Formerly I have wished to live longer, that I might be better prepared for heaven; but this consideration had very little weight with me, and that for a very unusual reason, which was this: – after long trial I found this world a place so unfriendly to the growth of every thing divine and heavenly, that I was afraid if I should live any longer, I should be no better fitted for heaven than I am. Indeed I have hardly any hopes of ever making any great attainment in holiness while in this world, though I should be doomed to stay in it as long as Methuselah. I see other Christians indeed around me make some progress, though they go on with but snail-like motion. But when I consider that I set out about twelve years old, and what sanguine hopes I then had of my future progress, and yet that I have been almost at a stand ever since, I am quite discouraged. O, my good Master, if I may dare call thee so, I am afraid I shall never serve thee much better on this side the regions of perfection. The thought grieves me; it breaks my heart, but I can hardly hope better. But if I have the least spark of true piety in my breast, I shall not always labour under this complaint. No, my Lord, I shall yet serve thee; serve thee through an immortal duration; with the activity, the fervour, the perfection of ‘the rapt seraph that adores and burns’ (p. 18).
Davies was 34 when he penned these words and died 3 years later as the president of the College of New Jersey, which was later named Princeton University.
Categories: Christian living
What a great quote. Most Christians who have ever truly endeavored to live godly could echo these words in one form or another.
I’m not sure that I would completely despair of ever making any more progress in holiness that I currently have, not because I am becoming better, but because of my faith that God the Holy Spirit who indwells me, is capable of accomplishing what he desires. His arm is not shortened nor can anyone say to him, “What have you done?”

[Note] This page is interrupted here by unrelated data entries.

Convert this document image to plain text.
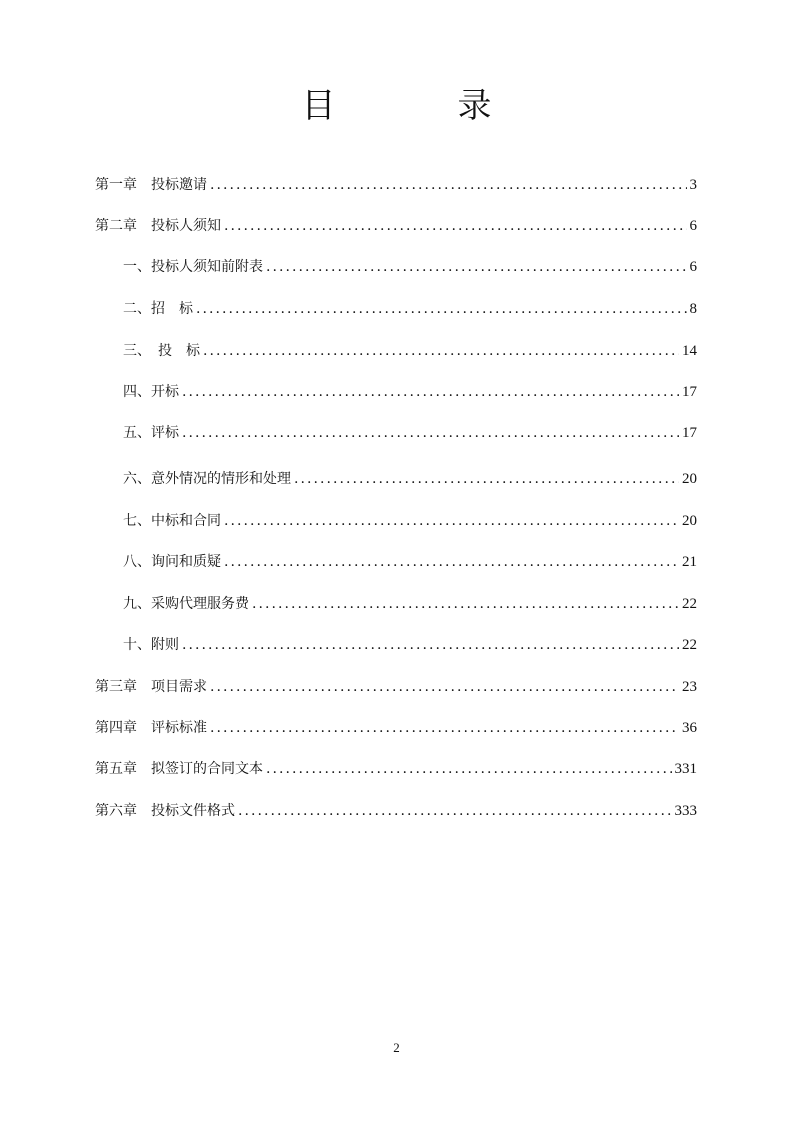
目　录
第一章　投标邀请 . . .	3
第二章　投标人须知 . . .	6
一、投标人须知前附表 . . .	6
二、招　标 . . .	8
三、　投　标 . . .	14
四、开标 . . .	17
五、评标 . . .	17
六、意外情况的情形和处理 . . .	20
七、中标和合同 . . .	20
八、询问和质疑 . . .	21
九、采购代理服务费 . . .	22
十、附则 . . .	22
第三章　项目需求 . . .	23
第四章　评标标准 . . .	36
第五章　拟签订的合同文本 . . .	331
第六章　投标文件格式 . . .	333
2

But I do agree that my progress in the Lord seems to be at a snail’s pace. It’s also true that this world is a place os unfriendly to the growth of all that is holy that one could be tempted to despair. I’ve particularly noticed this lately.
I think the reason for my heightened sensitivity to this is that my wife and I made the decision to cancel the satellite TV and we don’t get much with rabbit ears. Without that flood of images washing into our household, I’ve become much more aware for the world around me. What a terrible place this world is.

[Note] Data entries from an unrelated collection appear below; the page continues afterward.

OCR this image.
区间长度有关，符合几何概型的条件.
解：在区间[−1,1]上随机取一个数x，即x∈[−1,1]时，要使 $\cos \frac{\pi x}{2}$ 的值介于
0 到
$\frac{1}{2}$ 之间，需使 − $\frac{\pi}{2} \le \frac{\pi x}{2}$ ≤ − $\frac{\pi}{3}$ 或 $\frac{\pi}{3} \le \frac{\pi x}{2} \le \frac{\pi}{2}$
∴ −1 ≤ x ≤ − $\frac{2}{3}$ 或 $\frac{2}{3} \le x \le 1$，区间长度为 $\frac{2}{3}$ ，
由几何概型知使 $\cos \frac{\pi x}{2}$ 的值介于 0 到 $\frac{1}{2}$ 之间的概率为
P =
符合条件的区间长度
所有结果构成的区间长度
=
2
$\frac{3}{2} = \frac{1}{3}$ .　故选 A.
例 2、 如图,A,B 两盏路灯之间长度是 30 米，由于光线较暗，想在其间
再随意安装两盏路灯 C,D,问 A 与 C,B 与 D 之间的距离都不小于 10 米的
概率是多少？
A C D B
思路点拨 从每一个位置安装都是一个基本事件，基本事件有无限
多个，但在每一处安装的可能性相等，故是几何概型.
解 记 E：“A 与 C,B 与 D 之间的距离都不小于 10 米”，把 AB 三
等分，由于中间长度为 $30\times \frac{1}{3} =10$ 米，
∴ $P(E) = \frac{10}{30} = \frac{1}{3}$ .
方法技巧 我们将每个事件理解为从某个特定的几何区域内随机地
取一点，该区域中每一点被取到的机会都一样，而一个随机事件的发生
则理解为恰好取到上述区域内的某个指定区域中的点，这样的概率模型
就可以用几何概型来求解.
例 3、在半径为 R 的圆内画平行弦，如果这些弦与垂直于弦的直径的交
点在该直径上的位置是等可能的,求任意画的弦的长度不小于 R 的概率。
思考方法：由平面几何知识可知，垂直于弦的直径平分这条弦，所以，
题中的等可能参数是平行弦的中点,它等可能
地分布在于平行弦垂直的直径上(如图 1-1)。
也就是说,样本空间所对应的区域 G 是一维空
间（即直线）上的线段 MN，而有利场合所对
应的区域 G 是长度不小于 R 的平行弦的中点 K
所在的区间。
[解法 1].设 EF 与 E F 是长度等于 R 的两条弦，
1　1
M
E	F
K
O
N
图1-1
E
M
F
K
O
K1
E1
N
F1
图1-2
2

Thanks for the great quote Dan. I’m going to link to it on my blog and maybe post it on the door of my study.
Thanks for the comment. Is your book ready for publication? Let me know and I ‘ll give a blurb on my blog. When are you finishing your dissertation??
Book will be released late April. You can get a prepublication discount of 20% right now. Available in both paperback and hardcover.
You keep bringing up my dissertation. Stop that.